In this blog post, we walk through the critical steps of rebuilding that original mathematical breakthrough from scratch in PyTorch.
1. Discarding Recurrence: The Need for Positional Encoding
Because Transformers process tokens in parallel rather than sequentially, the model inherently lacks an understanding of order. How does it know that the word “dog” came before “bites”?
The answer is Positional Encoding. We merge standard token embeddings with static temporal embeddings. By calculating sinusoidal functions mapping frequencies to indices—alternating sines for even dimensions and cosines for odd dimensions—the model dynamically interprets absolute and relative positions in latent space.
f = lambda i, k: pos / 10000 ** (2 * (i // 2) / k)
# Using sin and cos across varying sequence indices2. The Core Mechanic: Scaled Dot-Product Attention
The defining aspect of the Transformer is its attention calculation. Simply put, attention is a method that determines which other words in the current sentence an individual word should focus against to extract meaning.
- Queries, Keys, and Values: Think of them as database entries. A Query probes the sequence; Keys correspond to available words; Values represent the true representation.
- Scaling: We matrix-multiply Queries and Keys, but divide the result by the square root of the key dimension ($\sqrt{d_k}$) to prevent large magnitude logits pushing the SoftMax into flat gradients.
- Softmax: The matrix is pushed through a Softmax function, outputting attention “weights,” which are then multiplied onto the Values.
3. Creating Breadth: Multi-Head Attention
A single focus mechanism is easily overpowered. For instance, sometimes a word relates conceptually to another word, inherently linking subject and action.
By linearly projecting Queries, Keys, and Values into $h$ fragmented sub-spaces (the “heads”), the implementation essentially instructs the network to compute $h$ independent scaled-dot interactions in isolation.

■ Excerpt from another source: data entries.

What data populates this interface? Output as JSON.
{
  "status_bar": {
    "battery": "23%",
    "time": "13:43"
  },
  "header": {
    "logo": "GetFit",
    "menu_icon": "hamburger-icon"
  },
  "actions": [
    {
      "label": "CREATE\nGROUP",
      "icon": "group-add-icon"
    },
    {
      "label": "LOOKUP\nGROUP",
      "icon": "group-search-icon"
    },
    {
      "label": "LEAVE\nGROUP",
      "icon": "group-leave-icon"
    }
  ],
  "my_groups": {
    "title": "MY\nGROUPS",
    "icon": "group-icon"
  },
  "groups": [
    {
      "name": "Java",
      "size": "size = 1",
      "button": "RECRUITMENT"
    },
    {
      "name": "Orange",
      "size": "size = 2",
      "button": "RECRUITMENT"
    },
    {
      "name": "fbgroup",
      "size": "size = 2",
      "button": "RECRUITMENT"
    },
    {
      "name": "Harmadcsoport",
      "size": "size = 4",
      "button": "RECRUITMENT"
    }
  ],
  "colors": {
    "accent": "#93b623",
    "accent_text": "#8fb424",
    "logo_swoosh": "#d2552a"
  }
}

We concatenate these vectors together and pass them through a final linear representation, allowing the model to decipher overlapping contextual clues.

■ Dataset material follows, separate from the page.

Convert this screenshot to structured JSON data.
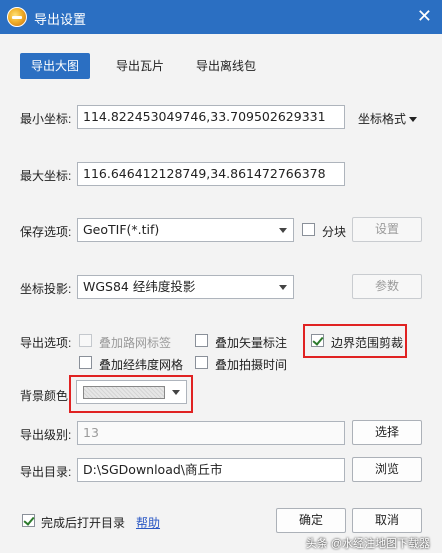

4. The Building Blocks: Encoders and Decoders
The Encoder
The raw sequence is pushed into six stacked Encoder layers. Each layer uses:
- A Multi-Head Self-Attention sublayer mapping every word against all others simultaneously.
- A Feed-Forward Network processing individual elements independently. As the tokens scale up the chain, they accumulate a holistic contextual understanding of the entire input context. Residual connections (adding the input to the output) and Layer Normalizations map around each step to prevent gradients from eroding.
The Decoder
The Decoder acts symmetrically but introduces a major constraint and a secondary dependency:
- Masked Self-Attention: We mask out future tokens during training using lower-triangular zeroing. This mimics the autoregressive inference limitation so the model cannot “cheat” by seeing the next true token.

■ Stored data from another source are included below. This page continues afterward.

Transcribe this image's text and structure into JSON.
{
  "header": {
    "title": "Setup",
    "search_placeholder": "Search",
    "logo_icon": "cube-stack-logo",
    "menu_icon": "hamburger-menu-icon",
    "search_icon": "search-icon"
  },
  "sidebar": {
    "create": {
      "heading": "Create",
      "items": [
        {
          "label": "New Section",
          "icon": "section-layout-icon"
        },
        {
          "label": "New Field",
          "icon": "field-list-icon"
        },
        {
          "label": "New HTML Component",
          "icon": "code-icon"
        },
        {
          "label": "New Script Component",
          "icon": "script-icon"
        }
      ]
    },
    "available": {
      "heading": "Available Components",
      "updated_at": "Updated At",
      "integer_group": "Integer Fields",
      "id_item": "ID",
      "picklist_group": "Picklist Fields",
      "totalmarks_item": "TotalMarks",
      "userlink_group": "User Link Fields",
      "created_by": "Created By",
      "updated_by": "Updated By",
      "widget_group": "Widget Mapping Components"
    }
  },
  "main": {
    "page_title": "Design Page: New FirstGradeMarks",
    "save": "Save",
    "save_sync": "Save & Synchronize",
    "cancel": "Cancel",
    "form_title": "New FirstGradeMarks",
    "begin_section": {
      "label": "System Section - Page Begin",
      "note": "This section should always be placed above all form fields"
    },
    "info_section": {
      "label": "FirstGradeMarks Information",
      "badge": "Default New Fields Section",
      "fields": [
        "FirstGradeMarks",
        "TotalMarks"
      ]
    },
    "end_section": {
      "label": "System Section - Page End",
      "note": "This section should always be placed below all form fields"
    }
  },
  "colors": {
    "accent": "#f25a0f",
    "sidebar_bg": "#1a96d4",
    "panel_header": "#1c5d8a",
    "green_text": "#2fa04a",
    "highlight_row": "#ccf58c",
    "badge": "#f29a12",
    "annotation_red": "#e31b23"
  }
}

- Cross-Attention: A secondary Multi-Head Attention step that utilizes the Encoder’s final output as Keys and Values, mapping them against the Decoder’s own contextual Queries. This binds the original language sequence to the targeted translated output stream.
Conclusion
Building a Transformer forces an incredible understanding of multi-modal attention flow and scaled representations. By tearing down dependencies on slow, serial recurrent loops, the “Attention Is All You Need” architecture redefined data scalability inside PyTorch applications and paved the foundation for the massive Large Language Models we rely upon today.